There are numerous blockchain technologies available, and each has its strengths, benefits and weaknesses. Careful selection of the most beneficial technology, to ensure it aligns with the needs and ROI study, is critical to success. Factors to consider include stability and sophistication of the platform, particular strengths and functionality, such as data security, flexibility, ease of programming, ease of use, etc. The software selection for DLT should be treated with the same care as any other major technology purchase, with additional oversight from IG and legal stakeholders.

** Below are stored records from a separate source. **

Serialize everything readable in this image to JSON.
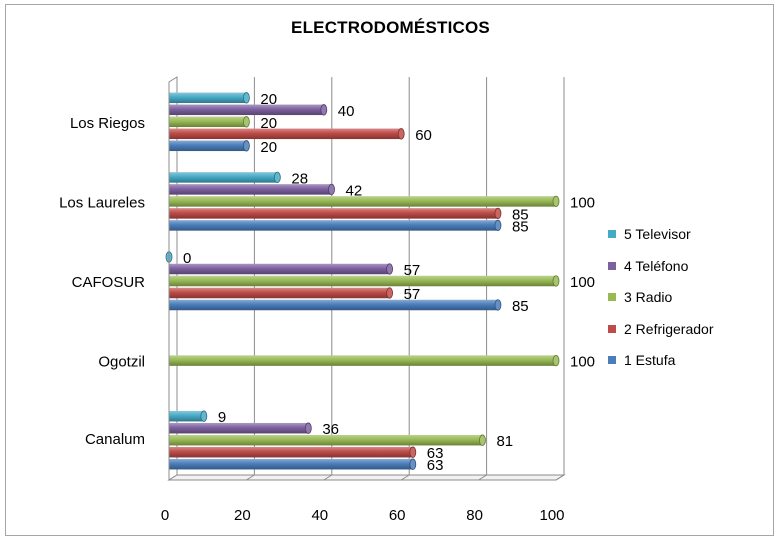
{
  "chart_data": {
    "type": "bar",
    "orientation": "horizontal",
    "title": "ELECTRODOMÉSTICOS",
    "xlabel": "",
    "ylabel": "",
    "xlim": [
      0,
      100
    ],
    "x_ticks": [
      "0",
      "20",
      "40",
      "60",
      "80",
      "100"
    ],
    "grid": true,
    "legend_position": "right",
    "categories": [
      "Canalum",
      "Ogotzil",
      "CAFOSUR",
      "Los Laureles",
      "Los Riegos"
    ],
    "series": [
      {
        "name": "1 Estufa",
        "color": "#4a7ebb",
        "values": [
          63,
          null,
          85,
          85,
          20
        ]
      },
      {
        "name": "2 Refrigerador",
        "color": "#be4b48",
        "values": [
          63,
          null,
          57,
          85,
          60
        ]
      },
      {
        "name": "3 Radio",
        "color": "#98b954",
        "values": [
          81,
          100,
          100,
          100,
          20
        ]
      },
      {
        "name": "4 Teléfono",
        "color": "#7d60a0",
        "values": [
          36,
          null,
          57,
          42,
          40
        ]
      },
      {
        "name": "5 Televisor",
        "color": "#46aac5",
        "values": [
          9,
          null,
          0,
          28,
          20
        ]
      }
    ]
  }
}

# 4 | Proof of Concept/Pilot project

A pilot project is a relatively low-risk and meaningful opportunity to discover and/or validate benefits. By applying the solution concepts in a limited-scope fashion, teams can get a realistic view of how the technology will perform and meet expectations. The scope of a pilot project should be reasonable in complexity and representative of the long-range project scope. In addition to working out potential real-world problems and reducing the risk of the full-scale implementation, a pilot project also allows the business to confirm ROI expectations and begin to evangelize change within the organization.

# 5 | Change management

Change is rarely easy, and it can be even more difficult when introducing a completely new workflow or technology. There are numerous frameworks teams can utilize to help guide the change management process. Generally, best practices include training and education exercises to help users understand the practicalities of the new system. These should be simplified and straightforward to avoid information overload and published on an internal resource that users can access regularly. Incentives that help people feel that they stand to benefit from the new technology are also effective at encouraging adoption and goodwill.

During these early years of adoption, as CIOs and IT decision makers pursue blockchain, they must focus their energies on the applications that will deliver the biggest benefits. Implementing new workflows is a significant undertaking, that requires ample resources to educate users and manage change. Implementations will have much greater success when users and company leadership can truly see the impact. Flexibility, transparency, and collaboration are critical and will ensure the project does not fall short like many well-intentioned technology implementations do.

This article was contributed by Steve McNew, Senior Managing Director within the Technology Practice of FTI Consulting.